Em um mundo cada vez mais orientado por riqueza, fama, política e poder, é urgente revisitar o cerne da mensagem de Jesus Cristo e confrontar a forma como a cultura contemporânea, inclusive a religiosa, frequentemente distorce o Evangelho. A narrativa bíblica original é radical na sua simplicidade: um homem pobre, sem status político, sem bens materiais, sem ambições terrenas — e, no entanto, com uma proposta revolucionária de vida e sentido.
Jesus não veio para falar de prosperidade financeira, status social ou poder político. Muito pelo contrário: segundo os Evangelhos, Ele pediu a seus discípulos que deixassem tudo para segui-lo:
“E Jesus, olhando para eles, disse: ‘Segui-me, e deixai que os mortos enterrem os seus mortos.’”
— Mateus 8:22 (paráfrase livre dos Evangelhos sinóticos)
Esse convite — “deixai tudo e venham comigo profetizar” — não tinha nenhuma menção à busca por bens materiais, conquistas pessoais ou reconhecimento humano. Não havia no coração de Cristo qualquer proposta de prosperidade segundo os padrões deste mundo.
A crítica não é meramente religiosa: é histórica, psicológica e social. Em praticamente todas as tradições e narrativas humanas, a busca desenfreada por dinheiro e poder está associada a vícios e corrupções que corrompem o espírito:
A cobiça pelo lucro fácil, pela acumulação sem limite, tem sido causa de injustiças, exploração e desumanização de milhões ao longo da história.
O poder corrompe — uma afirmação tão comum que já virou máxima. A sede de influenciar, dominar e ser adorado prejudica a empatia e distorce valores.
A idolatria ao prazer imediato e ao conforto material cria sociedades que perdem de vista o que é essencial: amor, solidariedade, verdade.
No mundo atual, fama tornou-se sinônimo de valor humano. Mas Jesus ensinou que o último será o primeiro, e que a grandeza se mede em serviço, não em seguidores ou likes.
A trilogia Deixados para Trás (Left Behind) — originalmente uma série de livros e posteriormente adaptada para filmes — oferece uma visão popular e controversa do “fim dos tempos”. Nela, o Anticristo emerge como um líder carismático que chega ao poder mundial, inclusive assumindo o controle de instituições globais como as Nações Unidas.
No remake mais recente, Deixados Para Trás: O Início do Fim (Left Behind: Rise of the Antichrist, 2023), o personagem que representa o Anticristo é retratado como alguém que sobe ao comando da ONU e se apresenta como um salvador político em meio ao caos.
Essa narrativa cinematográfica — embora de ficção — respira a fantasia do poder absoluto: um homem comum, dotado de carisma, habilidade política e controle global, que promete paz e progresso, mas é no fundo a encarnação do engano.

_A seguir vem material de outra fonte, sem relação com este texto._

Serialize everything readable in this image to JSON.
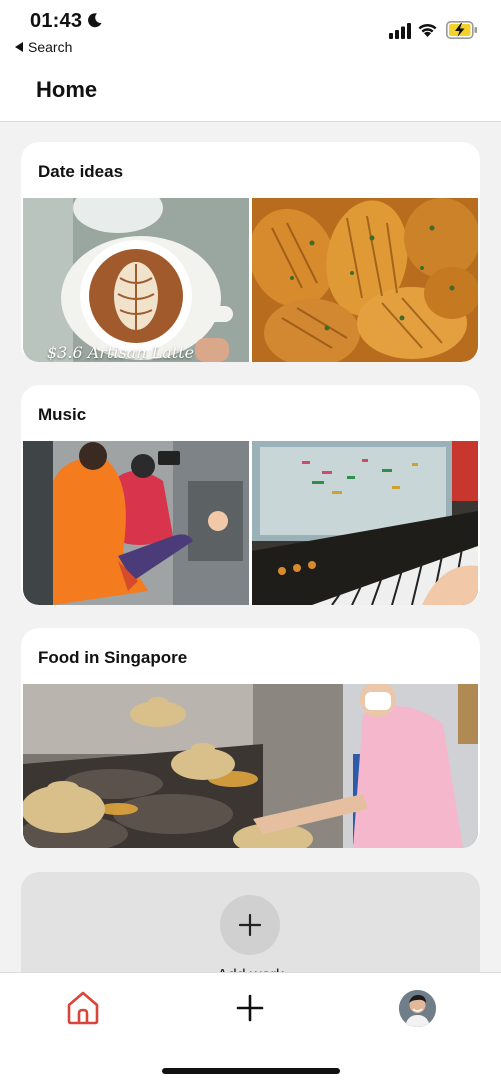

O filme e os livros refletem uma percepção cultural que muitos têm: de que o poder político, especialmente quando centralizado em instituições supranacionais, pode ser terreno fértil para a corrupção e a idolatria. Mesmo que seja uma obra de ficção religiosa popular, isso nos convida a perguntar: por que histórias assim atraem tantas pessoas? Talvez porque refletem o medo (e a frustração) de que a busca pelo poder e pela ordem institucional acaba se tornando um novo tipo de religião — afastando-se do propósito original do cristianismo.
O contraste não poderia ser mais nítido:
Cristo abandonou o conforto, não acumulou riqueza, e ensinou que o verdadeiro poder está em servir.
A cultura do mundo eleva dinheiro, fama e cargos a ídolos que escravizam o espírito.
Jesus nunca disse: “Busquem prosperidade e vocês serão felizes.”
Ele disse: “Amem a Deus sobre todas as coisas e ao próximo como a si mesmos.”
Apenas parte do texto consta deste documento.